Friday, April 29, 2011

Any lefties out there? Day 3

I did a practice square yesterday And was wondering why I can draw the designs on paper so nicely and then when I get to the machine  it all goes somewhere else.  Then it hit me.  I write with my left hand and almost everything else with my right.  I cut, bowl, eat right handed.  And I noticed when I free motion quilt, my right hand is the dominant hand.  Any lefties out there seeing the same thing?  Should I try drawing the patterns with my right hand?  I didn't realize I had a dominant sewing hand until I started the practice block.  Very interesting.

I did a practice block and liked the results.  I made my own star (just drew it on the fabric) as I wanted to see how I did staying the shape of a block.  This is my first attempt at pebbles and fillers.    I tried to do the loopy thing in the border around the block, but that's going to take a lot more practice!!  I have trouble when things need to be symmetrical.  I can't wait to get home tonight and practice some more.  I also tried a couple of different feathers.  


Cheryl M. said...

I don't have any advice about the right and left hand thing, but your block looks great.
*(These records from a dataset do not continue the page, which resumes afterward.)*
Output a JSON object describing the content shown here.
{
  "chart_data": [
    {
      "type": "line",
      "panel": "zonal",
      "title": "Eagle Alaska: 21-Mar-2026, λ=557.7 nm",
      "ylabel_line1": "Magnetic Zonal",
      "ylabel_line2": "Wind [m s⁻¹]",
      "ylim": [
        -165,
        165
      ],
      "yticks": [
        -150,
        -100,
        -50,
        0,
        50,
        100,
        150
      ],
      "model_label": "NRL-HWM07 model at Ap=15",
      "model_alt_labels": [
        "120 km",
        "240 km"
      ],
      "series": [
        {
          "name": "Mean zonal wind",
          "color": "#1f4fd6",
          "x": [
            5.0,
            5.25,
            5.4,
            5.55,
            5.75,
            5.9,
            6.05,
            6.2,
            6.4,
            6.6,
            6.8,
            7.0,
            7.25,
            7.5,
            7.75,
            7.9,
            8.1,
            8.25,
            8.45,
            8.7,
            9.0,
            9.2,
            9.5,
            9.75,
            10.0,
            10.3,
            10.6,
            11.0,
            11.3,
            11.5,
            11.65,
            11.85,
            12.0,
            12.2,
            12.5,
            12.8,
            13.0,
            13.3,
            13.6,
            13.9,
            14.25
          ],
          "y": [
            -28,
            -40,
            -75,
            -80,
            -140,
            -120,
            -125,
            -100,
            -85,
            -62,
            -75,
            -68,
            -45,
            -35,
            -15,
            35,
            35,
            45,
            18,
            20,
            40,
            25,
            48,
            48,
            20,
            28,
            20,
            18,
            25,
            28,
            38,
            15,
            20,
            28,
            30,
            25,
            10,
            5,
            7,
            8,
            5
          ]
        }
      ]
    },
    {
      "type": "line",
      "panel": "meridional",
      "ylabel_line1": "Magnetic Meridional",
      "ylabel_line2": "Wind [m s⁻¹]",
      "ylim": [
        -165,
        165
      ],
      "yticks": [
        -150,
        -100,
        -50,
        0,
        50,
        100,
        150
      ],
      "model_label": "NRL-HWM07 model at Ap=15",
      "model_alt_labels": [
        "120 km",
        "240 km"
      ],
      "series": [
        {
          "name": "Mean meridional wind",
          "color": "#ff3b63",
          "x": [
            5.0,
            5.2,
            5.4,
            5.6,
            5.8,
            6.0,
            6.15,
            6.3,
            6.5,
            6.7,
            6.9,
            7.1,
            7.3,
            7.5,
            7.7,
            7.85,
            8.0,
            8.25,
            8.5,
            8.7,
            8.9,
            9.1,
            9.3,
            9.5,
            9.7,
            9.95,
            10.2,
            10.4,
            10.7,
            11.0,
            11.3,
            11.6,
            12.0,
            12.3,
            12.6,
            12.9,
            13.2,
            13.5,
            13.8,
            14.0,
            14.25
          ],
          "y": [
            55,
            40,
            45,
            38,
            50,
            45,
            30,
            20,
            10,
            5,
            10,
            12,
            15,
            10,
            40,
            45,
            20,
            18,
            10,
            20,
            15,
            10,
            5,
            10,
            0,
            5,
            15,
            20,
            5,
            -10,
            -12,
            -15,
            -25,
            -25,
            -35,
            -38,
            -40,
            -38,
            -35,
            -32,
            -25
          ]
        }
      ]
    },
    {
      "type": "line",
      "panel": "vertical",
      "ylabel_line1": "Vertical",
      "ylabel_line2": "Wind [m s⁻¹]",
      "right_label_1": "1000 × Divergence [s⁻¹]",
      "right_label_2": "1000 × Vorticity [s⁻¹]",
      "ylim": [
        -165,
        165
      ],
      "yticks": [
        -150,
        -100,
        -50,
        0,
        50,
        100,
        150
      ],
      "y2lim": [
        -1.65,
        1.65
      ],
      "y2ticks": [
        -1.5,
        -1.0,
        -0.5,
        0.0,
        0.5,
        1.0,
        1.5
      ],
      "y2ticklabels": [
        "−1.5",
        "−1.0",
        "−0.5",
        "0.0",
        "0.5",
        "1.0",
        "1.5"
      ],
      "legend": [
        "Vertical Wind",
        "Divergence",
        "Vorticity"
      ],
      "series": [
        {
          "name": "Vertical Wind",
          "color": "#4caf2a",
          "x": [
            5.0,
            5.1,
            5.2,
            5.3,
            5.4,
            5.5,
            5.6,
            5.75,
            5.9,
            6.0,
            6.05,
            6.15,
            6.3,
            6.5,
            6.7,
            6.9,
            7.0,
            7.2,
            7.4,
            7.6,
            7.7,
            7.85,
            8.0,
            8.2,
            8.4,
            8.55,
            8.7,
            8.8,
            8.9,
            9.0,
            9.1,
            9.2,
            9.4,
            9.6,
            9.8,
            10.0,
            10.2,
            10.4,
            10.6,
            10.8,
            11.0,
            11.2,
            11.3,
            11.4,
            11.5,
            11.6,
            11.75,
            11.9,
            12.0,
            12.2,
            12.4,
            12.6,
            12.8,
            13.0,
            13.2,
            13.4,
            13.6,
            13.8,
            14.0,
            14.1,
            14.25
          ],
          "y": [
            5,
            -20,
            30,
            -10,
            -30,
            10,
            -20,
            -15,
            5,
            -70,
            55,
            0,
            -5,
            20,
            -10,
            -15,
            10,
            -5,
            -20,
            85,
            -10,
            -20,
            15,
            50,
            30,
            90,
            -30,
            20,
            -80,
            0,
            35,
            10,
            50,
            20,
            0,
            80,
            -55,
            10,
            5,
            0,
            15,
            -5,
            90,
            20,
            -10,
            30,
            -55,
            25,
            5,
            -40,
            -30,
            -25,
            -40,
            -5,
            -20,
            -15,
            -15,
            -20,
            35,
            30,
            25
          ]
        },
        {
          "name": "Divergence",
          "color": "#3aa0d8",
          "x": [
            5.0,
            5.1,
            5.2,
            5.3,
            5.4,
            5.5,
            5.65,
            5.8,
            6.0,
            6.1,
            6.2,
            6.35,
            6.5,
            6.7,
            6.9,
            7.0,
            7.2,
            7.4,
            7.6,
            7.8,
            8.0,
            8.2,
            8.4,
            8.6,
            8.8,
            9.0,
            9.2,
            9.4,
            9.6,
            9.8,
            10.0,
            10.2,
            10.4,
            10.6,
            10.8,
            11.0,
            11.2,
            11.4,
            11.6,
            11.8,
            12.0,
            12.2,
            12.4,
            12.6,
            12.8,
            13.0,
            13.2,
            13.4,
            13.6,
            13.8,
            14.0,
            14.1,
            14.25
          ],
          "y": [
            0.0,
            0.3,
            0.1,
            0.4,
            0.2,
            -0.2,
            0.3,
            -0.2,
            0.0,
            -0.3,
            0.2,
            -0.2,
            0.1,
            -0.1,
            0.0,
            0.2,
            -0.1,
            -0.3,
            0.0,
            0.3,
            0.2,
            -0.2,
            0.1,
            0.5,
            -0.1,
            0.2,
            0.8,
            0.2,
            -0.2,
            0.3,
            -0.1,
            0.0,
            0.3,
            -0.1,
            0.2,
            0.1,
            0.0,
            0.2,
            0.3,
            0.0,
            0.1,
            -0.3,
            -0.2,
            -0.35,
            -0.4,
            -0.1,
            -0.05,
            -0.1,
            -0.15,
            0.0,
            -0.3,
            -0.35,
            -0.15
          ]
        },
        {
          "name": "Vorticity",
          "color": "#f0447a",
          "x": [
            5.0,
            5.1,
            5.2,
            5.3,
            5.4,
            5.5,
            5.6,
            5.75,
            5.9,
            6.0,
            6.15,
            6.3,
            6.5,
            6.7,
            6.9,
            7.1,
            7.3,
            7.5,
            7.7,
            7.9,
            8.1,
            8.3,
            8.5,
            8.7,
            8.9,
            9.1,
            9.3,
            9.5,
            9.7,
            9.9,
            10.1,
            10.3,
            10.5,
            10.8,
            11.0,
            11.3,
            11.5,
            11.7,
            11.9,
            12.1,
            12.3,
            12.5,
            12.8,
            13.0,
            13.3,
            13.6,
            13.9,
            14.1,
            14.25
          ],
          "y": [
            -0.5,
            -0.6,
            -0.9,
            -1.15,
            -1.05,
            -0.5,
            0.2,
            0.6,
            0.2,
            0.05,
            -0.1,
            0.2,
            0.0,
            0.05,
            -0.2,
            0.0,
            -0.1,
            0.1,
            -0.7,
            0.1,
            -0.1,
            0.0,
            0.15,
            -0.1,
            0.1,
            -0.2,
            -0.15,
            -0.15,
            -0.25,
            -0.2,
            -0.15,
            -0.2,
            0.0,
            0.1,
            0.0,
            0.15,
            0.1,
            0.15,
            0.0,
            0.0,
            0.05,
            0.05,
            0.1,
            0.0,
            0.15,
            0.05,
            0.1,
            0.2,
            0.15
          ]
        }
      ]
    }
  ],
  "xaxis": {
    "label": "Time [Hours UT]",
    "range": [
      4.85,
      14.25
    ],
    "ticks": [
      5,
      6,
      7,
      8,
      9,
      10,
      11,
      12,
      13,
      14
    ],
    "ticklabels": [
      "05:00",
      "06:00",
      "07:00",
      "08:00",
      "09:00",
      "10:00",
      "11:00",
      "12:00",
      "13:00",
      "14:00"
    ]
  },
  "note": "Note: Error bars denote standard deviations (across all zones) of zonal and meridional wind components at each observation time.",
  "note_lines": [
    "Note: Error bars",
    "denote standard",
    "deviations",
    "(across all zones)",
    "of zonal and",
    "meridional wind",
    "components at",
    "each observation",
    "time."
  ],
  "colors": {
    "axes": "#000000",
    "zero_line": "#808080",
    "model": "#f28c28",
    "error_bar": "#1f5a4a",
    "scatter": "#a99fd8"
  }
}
Great idea about drawing a outline block and filling it in. If you don't mind I might use that idea to pratice. It always gets boring just doodling on blank fabric.
Cheryl M.

Joanne said...

Your quilting is beautiful.
That is very odd to have different dominant hands - you must be doubly talented!

What Comes Next? said...

no help on the left / right issue, but let me say I love your practice piece!

Mary Ann & Mother said...

With enough practice, I believe it will be an advantage for you!

JayTee said...

I love your work

matate10 said...

I'm right handed so no help with the left handed deal, but I can't draw worth a hoot. the FMQ deal is a whole lot less about handedness though. You are using both hands, both arms, both shoulders, all ten fingers, and some back muscles and probably some butt muscles to keep you from falling out of the chair. Thats why drawing looks different than the FMQ. The importance of the drawing is to teach your brain the path you are going to take. After all, you aren't really "drawing" since you are moving the "paper" instead on the "pencil". Your brain has lots to learn at first -- sending commands to all those muscles -- whew, can you imagine?
Ever wondered why you are getting so tired when FMQing? your brain in working overtime. Keep going, it just gets better and better. You are developing your style,
Your quilting will be like your own hand writing, it may never look like what you have drawn, and that's Okay!